= Vivien Creegor =

British television presenter

Vivien Creegor (born c. 1959) is an English television newscaster. From 1989 until 2006, she was one of the principal news readers on Sky News.

==Broadcasting career==
Creegor started her career as a secretary with the BBC and eventually became a production assistant for BBC Radio Drama and an abridger for the BBC Radio 4 programme, A Book at Bedtime. She became a newsreader on British television on BBC1 and BBC2 and on radio on BBC Radio 4: she was a main presenter on Points West during much of the 1980s.

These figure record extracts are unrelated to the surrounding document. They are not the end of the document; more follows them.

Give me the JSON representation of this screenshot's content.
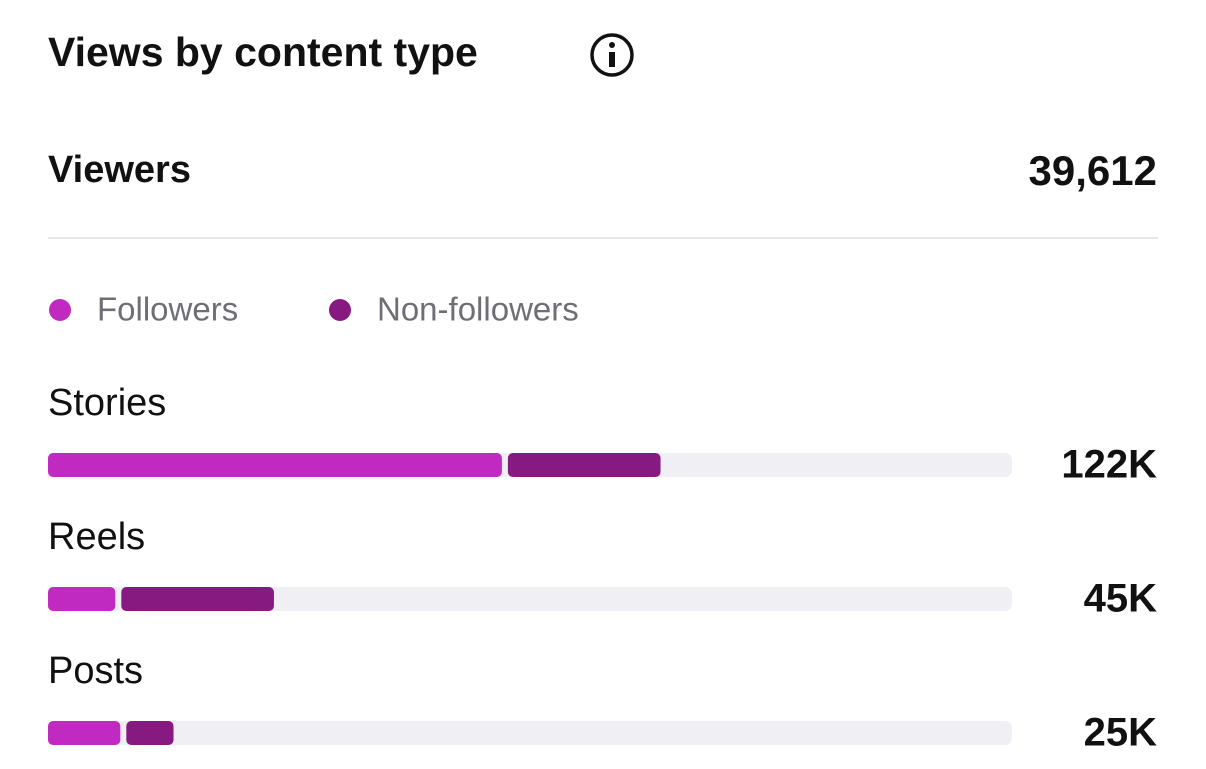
{
  "header": {
    "title": "Views by content type"
  },
  "summary": {
    "label": "Viewers",
    "value": "39,612"
  },
  "chart_data": {
    "type": "bar",
    "orientation": "horizontal",
    "stacked": true,
    "categories": [
      "Stories",
      "Reels",
      "Posts"
    ],
    "series": [
      {
        "name": "Followers",
        "color": "#c02ac0",
        "values": [
          91000,
          14000,
          15000
        ]
      },
      {
        "name": "Non-followers",
        "color": "#861a80",
        "values": [
          31000,
          31000,
          10000
        ]
      }
    ],
    "totals": [
      122000,
      45000,
      25000
    ],
    "total_labels": [
      "122K",
      "45K",
      "25K"
    ],
    "xlim": [
      0,
      192000
    ]
  }
}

In 1988, she joined the fledgling Sky News, eventually becoming the news anchor with Bob Friend. She remained at Sky until 2006, when she was released, according to the management, "to make way for new faces".

==Acting career==
After leaving Sky News, Creegor moved into acting, beginning with a cameo role as a news reporter in the 2006 British-made movie Stormbreaker. She also appeared in the play Alfie at Barons Court Theatre and as a nun in the film adaptation of Tony Hawks' Round Ireland with a Fridge.

==Other activities==
Creegor has written several articles for the London Evening Standard and the Daily Mail and also worked for many years with the United Nations, frequently as a Goodwill Ambassador. In addition, for several years, she presented the Millennium Child of Achievement Forum. As of 2009, Creegor was living in Hampstead, London.